Pitlochry West Church, Church Road, Pitlochry is a Grade A listed building in the Perth and Kinross local planning authority area, Scotland. First listed on 9 June 1981. Church. 1 related planning application.

Pitlochry West Church, Church Road, Pitlochry

WRENN ID
distant-barrel-pine
Grade
A
Local Planning Authority
Perth and Kinross
Country
Scotland
Date first listed
9 June 1981
Type
Church
Source
Historic Environment Scotland listing

Description

Pitlochry West Church

Built in 1884 by the Dundee architects Charles and Leslie Ower, with an extension added in 1996, this is a distinctive interpretation of Romanesque style. The building is cruciform in plan and aisless, with a squat tower set on a raised site. The walls are constructed from roughly squared and snecked rubble with ashlar dressings, featuring a base course and mutuled eaves cornice. The principal openings are round-headed, with rose windows, continuous hoodmoulds, corbels, and two-stage sawtooth-coped buttresses. Stone mullions and chamfered reveals are used throughout.

The south-east elevation, facing Bonnethill Road, is the principal front. It features an advanced canted bay at the centre with a dominant gabled transept. A low conical-roofed semicircular bay at ground level contains a continuous row of narrow lights set close to the cornice, embellished with nailhead mutules. Above this, a recessed face with diagonal buttresses contains a rose window flanked by squat columns with cushion capitals. The rose window has a dogtooth-moulded head giving way to contrasting voussoirs, with a hoodmould bearing label stops and a mandorla in the gablehead crowned by a cross finial. A canted bay to the right features a hoodmoulded door with a decoratively-astragalled semicircular fanlight in a small pitch-roofed porch with finial; a canted bay to the left contains a single window and outer buttress. The tower stands to the outer left, whilst to the right is a bipartite window with centre and flanking colonnades in a bay with buttress and recessed face of the extension beyond.

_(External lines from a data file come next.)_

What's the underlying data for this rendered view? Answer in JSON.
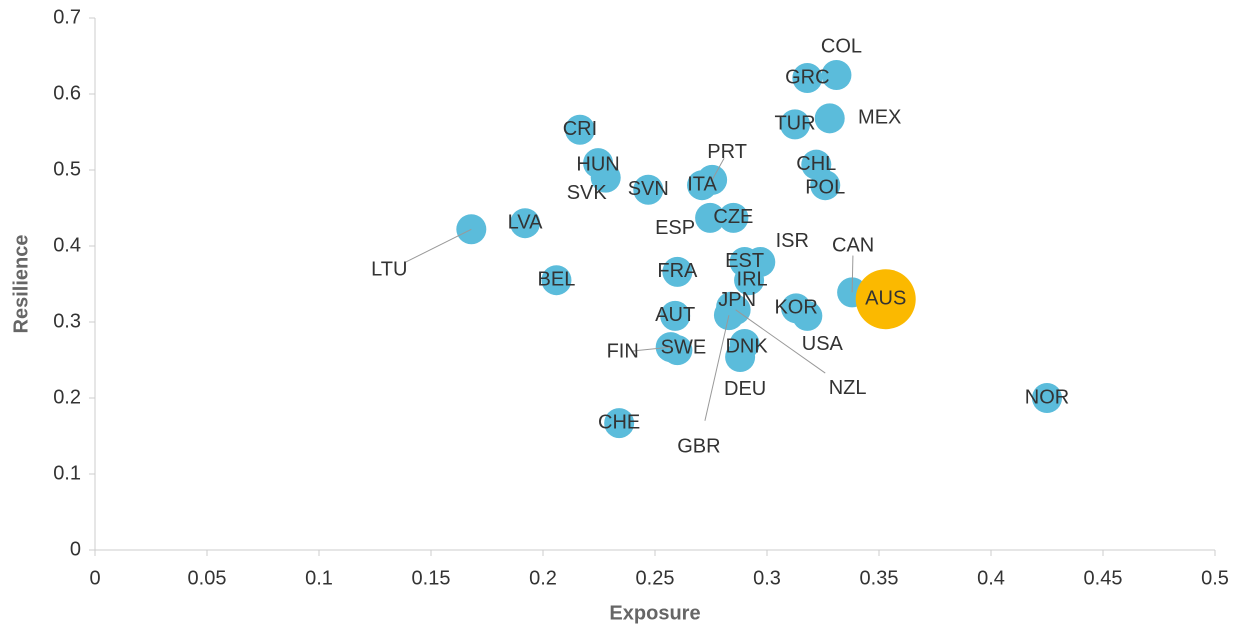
{
  "chart_data": {
    "type": "scatter",
    "x_label": "Exposure",
    "y_label": "Resilience",
    "xlim": [
      0,
      0.5
    ],
    "xticks": [
      0,
      0.05,
      0.1,
      0.15,
      0.2,
      0.25,
      0.3,
      0.35,
      0.4,
      0.45,
      0.5
    ],
    "ylim": [
      0,
      0.7
    ],
    "yticks": [
      0,
      0.1,
      0.2,
      0.3,
      0.4,
      0.5,
      0.6,
      0.7
    ],
    "labels": [
      "COL",
      "GRC",
      "MEX",
      "TUR",
      "CRI",
      "HUN",
      "SVK",
      "SVN",
      "PRT",
      "ITA",
      "CHL",
      "POL",
      "ESP",
      "CZE",
      "LVA",
      "LTU",
      "ISR",
      "EST",
      "IRL",
      "CAN",
      "AUS",
      "FRA",
      "BEL",
      "JPN",
      "KOR",
      "USA",
      "AUT",
      "SWE",
      "FIN",
      "DNK",
      "DEU",
      "NZL",
      "GBR",
      "CHE",
      "NOR"
    ],
    "x": [
      0.331,
      0.318,
      0.328,
      0.3125,
      0.2165,
      0.2246,
      0.228,
      0.247,
      0.2755,
      0.271,
      0.322,
      0.326,
      0.2746,
      0.285,
      0.192,
      0.168,
      0.297,
      0.29,
      0.292,
      0.338,
      0.353,
      0.26,
      0.206,
      0.284,
      0.313,
      0.318,
      0.259,
      0.26,
      0.257,
      0.29,
      0.288,
      0.286,
      0.283,
      0.234,
      0.425
    ],
    "y": [
      0.625,
      0.621,
      0.568,
      0.56,
      0.553,
      0.509,
      0.49,
      0.474,
      0.487,
      0.48,
      0.507,
      0.48,
      0.437,
      0.437,
      0.43,
      0.422,
      0.379,
      0.379,
      0.355,
      0.339,
      0.33,
      0.366,
      0.355,
      0.32,
      0.318,
      0.308,
      0.308,
      0.263,
      0.267,
      0.271,
      0.254,
      0.316,
      0.309,
      0.167,
      0.2
    ],
    "colors": [
      "#5bbcdb",
      "#5bbcdb",
      "#5bbcdb",
      "#5bbcdb",
      "#5bbcdb",
      "#5bbcdb",
      "#5bbcdb",
      "#5bbcdb",
      "#5bbcdb",
      "#5bbcdb",
      "#5bbcdb",
      "#5bbcdb",
      "#5bbcdb",
      "#5bbcdb",
      "#5bbcdb",
      "#5bbcdb",
      "#5bbcdb",
      "#5bbcdb",
      "#5bbcdb",
      "#5bbcdb",
      "#fbb900",
      "#5bbcdb",
      "#5bbcdb",
      "#5bbcdb",
      "#5bbcdb",
      "#5bbcdb",
      "#5bbcdb",
      "#5bbcdb",
      "#5bbcdb",
      "#5bbcdb",
      "#5bbcdb",
      "#5bbcdb",
      "#5bbcdb",
      "#5bbcdb",
      "#5bbcdb"
    ]
  }
}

The south-west tower is a distinctive feature, comprising three stages on a square plan with broad full-height angle pilasters and a pyramidal roof. It is engaged to the north-east. The first stage on the north-west face displays a stone-cross-finialled pedimented doorcase with flanking cushion-capitalled columns and a carved tympanum to the left, and to the right a small blocked arcaded tripartite opening. The south-west face contains a single window with flanking colonnades, a carved windowhead, and a hoodmould with label stops, with narrow lights set in the outer pilasters. A basement door opens to the south-east. Each face of the second stage has a corbel course and corniced band giving way to an arcaded bipartite window with colonnettes; a tiny roundel decorates the tympanum, and a dogtooth-moulded windowhead is surmounted by an arcaded corbel table. The third stage has a clock face on each side, set in a deeply moulded roundel with a stepped cornice breaking the band course, all surmounted by a mutuled cavetto cornice. Water spouts project from the south and west angles. The slightly setback pyramidal roof is finialled and fitted with a narrow battered stack to the north-west. Attenuated louvered lucarnes with decorative timberwork on the tympanum occupy the remaining faces, and a small polygonal crocketted tower pierces the cornice at the south angle.

The north-west elevation mirrors that to the south-east.

The north-east elevation, facing Church Road, shows a low piend-roofed extension with a window to the centre and paired small flanking lights. These project from the slightly higher original face, which is also piended and retains the original centre doorway with bipartite round-headed fanlight and flanking windows, now largely obscured by the extension.

Throughout, the glazing is mainly geometric coloured leaded work, with clear glass to the rose windows. The roof is covered in grey slates with a fishscale pattern on the tower. The chimneys are coped ashlar with stepped ashlar-coped skews and gablet skewputts. Cast-iron downpipes with decorative rainwater hoppers and decorative cast-iron cross finials complete the external details.

The interior is polygonal in form with a semi-vaulted ceiling supported on later columns. The church contains fixed timber pews, boarded timber dadoes with plain and decorative plasterwork. A moulded chancel arch with plain sounding board flanked by organ pipes leads to a simple panelled pulpit and elders pews. The font is carved and polygonal, mounted on an open base.

Adjacent to the church stands a Celtic Cross memorial to Dr Alexander Duff, the Church of Scotland's first missionary to India. It comprises three stages: a plain base supporting a battered pedestal inscribed with Duff's details, giving way to a reduced stage with vertical consoles flanking a bronze head of Alexander Duff, and finally a finely carved Celtic Cross.